In short, Schultz said he cut out salt and now eats only fresh or frozen foods — nothing canned.
Instead of looking forward to eating almost a whole Sicilian, deep-dish pizza by himself, Schutlz said he actually craves vegetables.
Schutlz said he hasn’t had pizza or any pork products, including bacon, since starting his new diet.
“Meats are lean and organic. There are whole grains and stuff like that,” he said.
It wasn’t easy at first though. Although he started seeing results right away — he lost 20 pounds within his first week — he said it took about two months to train is brain not to crave what he used to.
But now, “I no longer live to eat,” Schultz said. “I don’t crave or think about what I’m going to eat later today.”
Many would argue such a switch to choosing healthier foods would cost more. Schultz countered that although he might spend more money choosing a quart of almond milk compared to vitamin D cow’s milk, the money he’s saving on blood pressure medication and the like is costing him less in the long run.

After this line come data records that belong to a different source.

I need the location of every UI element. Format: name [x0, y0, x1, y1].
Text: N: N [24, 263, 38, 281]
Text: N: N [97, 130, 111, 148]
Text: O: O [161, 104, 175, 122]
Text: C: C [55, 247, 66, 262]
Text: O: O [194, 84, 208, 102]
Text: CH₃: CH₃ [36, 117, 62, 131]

What the change really came down to was Schultz’s commitment.
“It’s all a matter of whether or not your mind is ready to do it. If you’re not going to give the diet a 100 million percent, it’s not going to work for you,” Schultz said.
300 pounds later
Losing close to 300 pounds, Schultz said his enlarged heart has returned to normal size, his blood pressure is down to “teenage levels” and at 42-years-old he has “energy levels of an 18 year old.”
Schultz lifestyle change has also impacted his family and work life. Schultz wife lost 100 pounds following the plan and their daughter, who has asthma, has benefited from healthier food choices.
Schultz now owns a small, pool cleaning business, which he calls “his own little pride and joy.” When he has to climb on a ladder for jobs around the house, he said he’s no longer afraid of heights as he was before.
“My favorite part is fact that I will live long enough to walk my daughter down aisle and will get the chance to grow old with my wife,” Schultz said.
What’s Schultz’s biggest piece of advice for those starting New Year’s health or weight loss resolutions this Jan. 1?
“You have to be mentally prepared to give it everything you’ve got. You can’t sit there and eat healthy today and say ‘wow I lost five pounds, I can have a donut now,'” he said. “Don’t promise yourself bad food as a reward for good behavior.”